Sehr geehrte Frau Vorsitzende Hessel,

haben Sie vielen Dank für die Einladung zu der öffentlichen Anhörung des Finanzausschusses des Deutschen Bundestags am 22.02.2021 zu dem oben aufgeführten Vorhaben. Der Deutsche Steuerberaterverband e.V. (DStV) nimmt gern die Gelegenheit wahr, zu dem vorgenannten Gesetzentwurf der Fraktionen der CDU/CSU und SPD (BT-Drs. 19/26544) Stellung zu nehmen. Wir freuen uns, wenn Sie unsere Anregungen berücksichtigen.

A. Vorwort

Der DStV begrüßt das zügige und beherzte Engagement der Koalitionspartner zur Bewältigung der wirtschaftlichen Auswirkungen der Corona-Krise außerordentlich. Die jüngste Initiierung eines 3. Corona-Steuerhilfegesetzes schafft in den anhaltend schwierigen Zeiten der Corona-Pandemie erneut Vertrauen, stärkt die Wirtschaft und sichert damit Arbeitsplätze.

Sehr positiv nimmt der DStV wahr, dass die Koalitionspartner seine Anregungen zu den zwei Corona-Steuerhilfegesetzen aus 2020 in Teilen aufgegriffen hat – wie er sie in den Stellungnahmen S 04/20 und S 06/20 und als Sachverständiger in den jeweiligen öffentlichen Anhörungen des Deutschen Bundestags ausgeführt hat. Die geplante, erneute Anhebung der Betragsgrenzen für die Veranlagungszeiträume 2020 und 2021 im Rahmen des Verlustrücktrags nach § 10d EStG ist ein richtiger Schritt zur kurzfristigen Stärkung der Liquidität von großen Unternehmen.

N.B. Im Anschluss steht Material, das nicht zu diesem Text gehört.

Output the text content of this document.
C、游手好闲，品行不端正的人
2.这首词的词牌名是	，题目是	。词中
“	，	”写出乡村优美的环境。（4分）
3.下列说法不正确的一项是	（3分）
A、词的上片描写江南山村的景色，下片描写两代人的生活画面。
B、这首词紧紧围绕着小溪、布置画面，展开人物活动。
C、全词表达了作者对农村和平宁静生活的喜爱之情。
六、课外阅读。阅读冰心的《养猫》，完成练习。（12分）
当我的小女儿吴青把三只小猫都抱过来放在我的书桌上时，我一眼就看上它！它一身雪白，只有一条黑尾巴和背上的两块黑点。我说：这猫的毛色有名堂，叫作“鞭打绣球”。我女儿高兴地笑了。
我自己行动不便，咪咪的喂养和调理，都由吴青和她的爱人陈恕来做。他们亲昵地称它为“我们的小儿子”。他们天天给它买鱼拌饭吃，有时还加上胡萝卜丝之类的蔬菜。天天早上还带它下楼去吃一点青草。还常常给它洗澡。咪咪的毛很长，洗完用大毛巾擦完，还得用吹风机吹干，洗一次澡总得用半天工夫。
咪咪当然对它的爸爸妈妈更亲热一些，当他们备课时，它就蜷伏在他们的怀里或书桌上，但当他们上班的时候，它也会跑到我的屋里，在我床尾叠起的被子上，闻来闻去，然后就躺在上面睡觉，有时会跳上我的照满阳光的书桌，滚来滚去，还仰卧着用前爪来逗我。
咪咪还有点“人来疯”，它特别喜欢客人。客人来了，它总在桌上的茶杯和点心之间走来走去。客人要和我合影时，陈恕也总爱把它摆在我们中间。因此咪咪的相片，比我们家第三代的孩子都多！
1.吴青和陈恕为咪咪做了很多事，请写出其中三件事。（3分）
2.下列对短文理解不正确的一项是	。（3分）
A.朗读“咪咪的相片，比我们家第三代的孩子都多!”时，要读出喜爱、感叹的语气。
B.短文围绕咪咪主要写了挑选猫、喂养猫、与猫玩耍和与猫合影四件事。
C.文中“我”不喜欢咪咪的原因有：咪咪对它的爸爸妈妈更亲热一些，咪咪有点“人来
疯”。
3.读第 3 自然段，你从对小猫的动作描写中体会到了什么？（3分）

Die Koalitionspartner haben aber die weiteren Möglichkeiten zur Verbesserung der Verlustverrechnung insbesondere für kleine und mittlere Unternehmen (KMU) im Zusammenhang mit der Erweiterung des Rücktragzeitraums nicht ausgeschöpft – sehr zum Bedauern des DStV.

Führende Forschungsinstitutionen haben das Instrument als eines der bedeutendsten Hilfsmaßnahmen im Krisenjahr wiederholt hervorgehoben und dessen Ausweitung zur Stabilisierung der Wirtschaft angemahnt (u.a.: Jahresgutachten des Sachverständigenrats 2020/2021, Kapitel 2 „Stabilisierungspolitik in Zeiten von Corona“, Pressemitteilung vom 11.11.2020 sowie Seite 2, Seite 95 Rz. 121, Seite 130 Rz. 195 des Gutachtens; ifo-Institut - Leibniz-Institut für Wirtschaftsforschung an der Universität München, ifo Standpunkt 220 vom 26.10.2020 „Es ist Zeit für eine Ausweitung des steuerlichen Verlustrücktrags“; Wissenschaftlicher Beirat beim Bundesministerium der Finanzen, Stellungnahme 04/2020 „Konjunkturpolitik in der Coronakrise“; DIW Berlin aktuell Nr. 37 vom 27.04.2020 „Steuerpolitik in Zeiten von Corona: Unternehmen und Konsum kurzfristig entlasten, Hochverdienende mittelfristig moderat belasten“). Allein vor diesem Hintergrund erscheint die Zurückhaltung der Koalitionspartner nicht nachvollziehbar.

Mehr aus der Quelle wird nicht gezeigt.